21. Asrın Sykes-Picot’u
Prof. Dr. Mahir Nakip
Bir Nebze Tarih...
Selçuklu Sultanı Tuğrul Bey 1055 yılında Bağdat’a girerken ve Alparslan Bey de 1071 Malazgirt’te zaferi kazanırken iki amaçları vardı ve bu iki amaç günümüze kadar sâridir diyebiliriz. İlki İslam’ın bayraktarlığını yapmak, ikincisi de bugün Ortadoğu dediğimiz bölgeyi de içine alacak coğrafyayı vatan edinmekti.

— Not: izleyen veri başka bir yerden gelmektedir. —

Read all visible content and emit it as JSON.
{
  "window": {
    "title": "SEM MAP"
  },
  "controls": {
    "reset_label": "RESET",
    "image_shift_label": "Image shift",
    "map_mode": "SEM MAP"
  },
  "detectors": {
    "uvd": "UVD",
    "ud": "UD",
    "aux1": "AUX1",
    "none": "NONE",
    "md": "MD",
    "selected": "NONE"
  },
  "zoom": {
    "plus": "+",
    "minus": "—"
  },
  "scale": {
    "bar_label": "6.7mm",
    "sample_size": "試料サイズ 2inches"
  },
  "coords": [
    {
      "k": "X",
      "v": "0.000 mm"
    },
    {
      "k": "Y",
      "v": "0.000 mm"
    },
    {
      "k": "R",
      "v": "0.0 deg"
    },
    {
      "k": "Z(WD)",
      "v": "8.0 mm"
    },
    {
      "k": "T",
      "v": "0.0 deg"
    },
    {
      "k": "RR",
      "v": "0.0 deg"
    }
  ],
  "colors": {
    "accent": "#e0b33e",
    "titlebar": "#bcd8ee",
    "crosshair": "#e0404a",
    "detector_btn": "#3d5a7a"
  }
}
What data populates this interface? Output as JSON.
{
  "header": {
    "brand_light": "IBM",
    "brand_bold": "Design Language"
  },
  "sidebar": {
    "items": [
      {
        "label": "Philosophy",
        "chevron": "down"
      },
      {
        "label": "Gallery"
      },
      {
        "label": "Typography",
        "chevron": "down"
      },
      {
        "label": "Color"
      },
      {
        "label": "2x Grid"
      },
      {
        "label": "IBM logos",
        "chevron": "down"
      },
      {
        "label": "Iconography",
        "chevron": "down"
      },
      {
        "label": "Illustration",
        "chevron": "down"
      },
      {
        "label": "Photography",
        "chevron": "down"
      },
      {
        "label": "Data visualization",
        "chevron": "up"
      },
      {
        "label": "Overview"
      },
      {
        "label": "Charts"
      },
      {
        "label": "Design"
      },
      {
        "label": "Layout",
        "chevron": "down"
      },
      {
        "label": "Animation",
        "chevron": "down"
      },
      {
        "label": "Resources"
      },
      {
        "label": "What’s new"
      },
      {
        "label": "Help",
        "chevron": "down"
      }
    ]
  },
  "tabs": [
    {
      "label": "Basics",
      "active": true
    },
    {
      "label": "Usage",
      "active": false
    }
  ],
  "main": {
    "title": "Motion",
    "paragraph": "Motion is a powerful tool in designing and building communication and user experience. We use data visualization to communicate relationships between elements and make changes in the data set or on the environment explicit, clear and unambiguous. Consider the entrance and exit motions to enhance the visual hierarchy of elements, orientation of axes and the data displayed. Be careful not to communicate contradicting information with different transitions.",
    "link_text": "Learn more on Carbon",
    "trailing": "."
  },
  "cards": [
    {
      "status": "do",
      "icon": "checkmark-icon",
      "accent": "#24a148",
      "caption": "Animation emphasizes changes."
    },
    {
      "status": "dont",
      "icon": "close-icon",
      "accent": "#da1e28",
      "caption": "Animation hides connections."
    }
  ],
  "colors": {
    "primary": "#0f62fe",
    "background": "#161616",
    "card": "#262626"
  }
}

O gün-bugün başta Avrupa olmak üzere Hıristiyan alemi hem İslam’ı Türk’le özdeşleştirmiş hem de Türk’ü bu coğrafyadan söküp atmak için her türlü entrikayı çevirmekten geri kalmamıştır. Ortadoğu coğrafyasının diğer iki unsuru olan Araplar ve Farslar için aynı şeyi düşünmediğinin sebebi bununla açıklanabilir. Osmanlı’nın zayıflaması ile bu amaç daha da tebarüz etmiştir. 1916 Sykes-Picot ve 1920 Sevr Anlaşmaları bu yazdıklarımızın birer tezahürüdür. Tahmin edilmeyen iki önemli husus emperyalistleri hayal kırıklığına uğrattı. Biri güçsüz düşmesine rağmen Türk milletinin özgür kalma iradesi, ikincisi de Mustafa Kemal ve silah arkadaşları gibi bir ekibin çıkmasıdır. Yoksa Ortadoğu’daki Türklerin âkibeti Araplarınkinden çok farklı olmayacaktı.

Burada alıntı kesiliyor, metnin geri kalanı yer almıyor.